Intersection types use the `&` operator to merge two or more types. For example, suppose we have two interfaces, `Person` and `Employee`. We can create a `PersonAndEmployee` intersection type:

```typescript
interface Person {
  name: string;
  age: number;
}

interface Employee {
  id: number;
  department: string;
}

type PersonAndEmployee = Person & Employee;

const person: PersonAndEmployee = {
  name: 'Alice',
  age: 30,
  id: 123,
  department: 'HR',
};
```

The `person` variable must satisfy the requirements of both `Person` and `Employee` interfaces.

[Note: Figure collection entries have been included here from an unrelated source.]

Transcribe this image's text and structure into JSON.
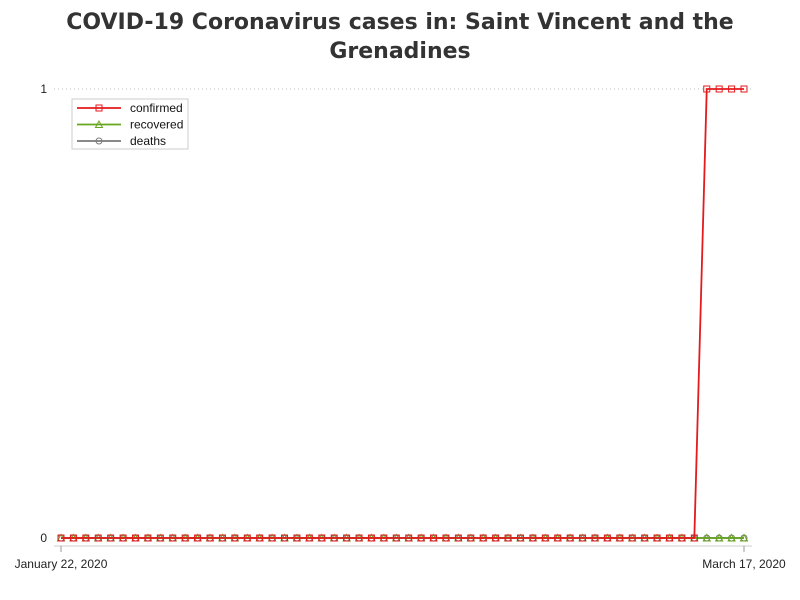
{
  "chart_data": {
    "type": "line",
    "title_lines": [
      "COVID-19 Coronavirus cases in: Saint Vincent and the",
      "Grenadines"
    ],
    "x_start": "2020-01-22",
    "x_end": "2020-03-17",
    "x_tick_labels": [
      "January 22, 2020",
      "March 17, 2020"
    ],
    "y_ticks": [
      0,
      1
    ],
    "ylim": [
      0,
      1
    ],
    "grid": "dotted line at y=1",
    "legend_position": "top-left",
    "series": [
      {
        "name": "confirmed",
        "color": "#e41a1c",
        "marker": "square",
        "values": [
          0,
          0,
          0,
          0,
          0,
          0,
          0,
          0,
          0,
          0,
          0,
          0,
          0,
          0,
          0,
          0,
          0,
          0,
          0,
          0,
          0,
          0,
          0,
          0,
          0,
          0,
          0,
          0,
          0,
          0,
          0,
          0,
          0,
          0,
          0,
          0,
          0,
          0,
          0,
          0,
          0,
          0,
          0,
          0,
          0,
          0,
          0,
          0,
          0,
          0,
          0,
          0,
          1,
          1,
          1,
          1
        ]
      },
      {
        "name": "recovered",
        "color": "#66a61e",
        "marker": "triangle",
        "values": [
          0,
          0,
          0,
          0,
          0,
          0,
          0,
          0,
          0,
          0,
          0,
          0,
          0,
          0,
          0,
          0,
          0,
          0,
          0,
          0,
          0,
          0,
          0,
          0,
          0,
          0,
          0,
          0,
          0,
          0,
          0,
          0,
          0,
          0,
          0,
          0,
          0,
          0,
          0,
          0,
          0,
          0,
          0,
          0,
          0,
          0,
          0,
          0,
          0,
          0,
          0,
          0,
          0,
          0,
          0,
          0
        ]
      },
      {
        "name": "deaths",
        "color": "#7a7a7a",
        "marker": "circle",
        "values": [
          0,
          0,
          0,
          0,
          0,
          0,
          0,
          0,
          0,
          0,
          0,
          0,
          0,
          0,
          0,
          0,
          0,
          0,
          0,
          0,
          0,
          0,
          0,
          0,
          0,
          0,
          0,
          0,
          0,
          0,
          0,
          0,
          0,
          0,
          0,
          0,
          0,
          0,
          0,
          0,
          0,
          0,
          0,
          0,
          0,
          0,
          0,
          0,
          0,
          0,
          0,
          0,
          0,
          0,
          0,
          0
        ]
      }
    ]
  }
}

### 2\. Intersection of Classes and Interfaces

Intersection types can also be applied between classes and interfaces, combining a class instance with the properties and methods of an interface:

```typescript
class Animal {
  name: string;
  makeSound(): void {
    console.log('Making sound...');
  }
}

interface HasColor {
  color: string;
}

class ColoredAnimal extends Animal implements HasColor {
  color: string;
}

type ColoredAnimalIntersection = Animal & HasColor;

function describeAnimal(animal: ColoredAnimalIntersection) {
  console.log(`The ${animal.name} is ${animal.color} and makes a sound.`);
  animal.makeSound();
}

const coloredCat = new ColoredAnimal();
coloredCat.name = 'Kitty';
coloredCat.color = 'Gray';
describeAnimal(coloredCat);
```

The `ColoredAnimalIntersection` type is both an instance of the `Animal` class and possesses the `color` property from the `HasColor` interface.

### 3\. Type Guards

Intersection types are useful in type guards, especially when determining a specific type within a union type. For example, you might have an object that could be one of two types, and you want to determine which it is at a specific moment:

```typescript
interface Movable {
  move(): void;
}

interface Static {
  stay(): void;
}

type ObjectState = Movable & Static;

function isMovable(obj: ObjectState): obj is Movable {
  return typeof obj.move === 'function';
}

const object: ObjectState = {
  move: () => console.log('Moving...'),
  stay: () => console.log('Staying...')
};

if (isMovable(object)) {
  object.move(); // Type guard ensures the move method exists
} else {
  object.stay();
}
```

The `isMovable` function is a type guard that checks if the `move` method exists, confirming that `object` is of type `Movable`.